The basic premise is to use tr to translate the rwx to the relevant octal numbers, then use sed to split into groups of 3 add pluses and then generate an awk command string whicg gets passed to awk to add them up.

ls -ld / | \
cut -c2-10 | \
tr 'rwx-t' '42100' | \
sed -E -e 's/(...)(...)(...)/\1 \2 \3/g' \
-e 's/([0-9])([0-9])([0-9])/\1+\2+\3/g' \
-e 's/^(.*)$/BEGIN {print \1}/g'|\
awk -f -`

Answer 4

stat should have what you're looking for. Try one of these:

stat -c "%a" <filename>

or

stat --printf="%a" <filename>

Answer 5

This is long-winded, but I think it's more maintainable than yours.

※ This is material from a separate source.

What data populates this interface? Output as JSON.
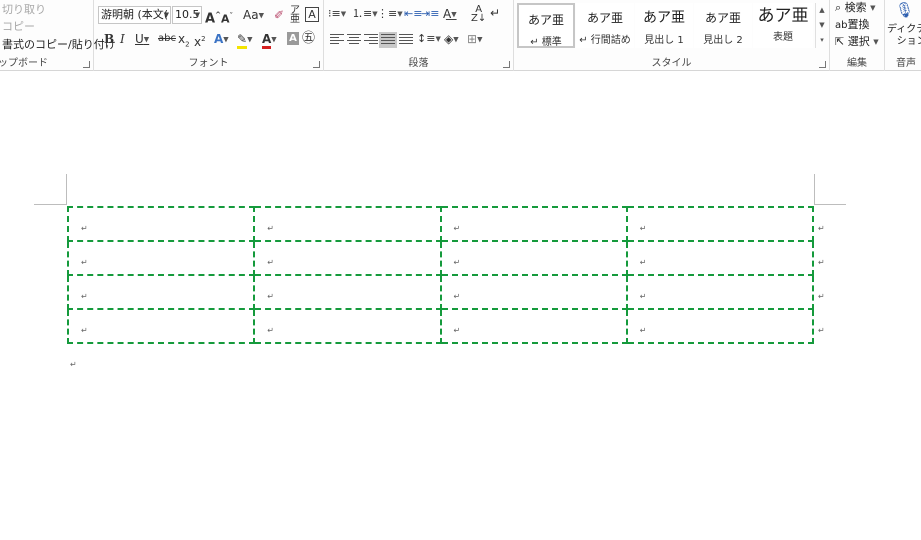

You can call it like this: ls -ld / | cut -c 2-10 | ./perm.awk.

#!/usr/bin/gawk -f
# OR: #!/usr/bin/nawk -f

function conv(num, len, i, val) {
    # converts binary string to decimal (or octal if fed 3 "bits" at a time)
    # call with num as argument, others are local variables
    len = length(num)
    for(i = len; i > 0; i--) {
        if (substr(num, i, 1) == 1) {
            val = val + 2 ^ (len - i)
        }
    }
    return val
}

# main loop
{
    # TODO: handle [sStT]
    gsub("[rwx]", 1)    # make it look binary
    gsub("-", 0)
    for(i = 0; i < 3; i++) {
        perm = perm conv(substr($0, i * 3 + 1, 3))    # convert the "bits" 3 at a time
    }
}

END {
    print perm
}

Answer 6

Implementations of ls vary, so your ls is not really portable either.

I'd solve this problem using Lua, which compiles on any ANSI Standard C platform, together with the Lua POSIX library, which should build out of the box on any POSIX platform. There you can make your stat call directly and write clear simple code to do the arithmetic. An excellent introduction to Lua Programming in Lua is available free online (for the previous version of Lua). Finally, if you care about efficiency, the results will be extremely efficient, partly because Lua is fast, but mostly because you will be able to do everything while forking only one process—the Lua interpreter.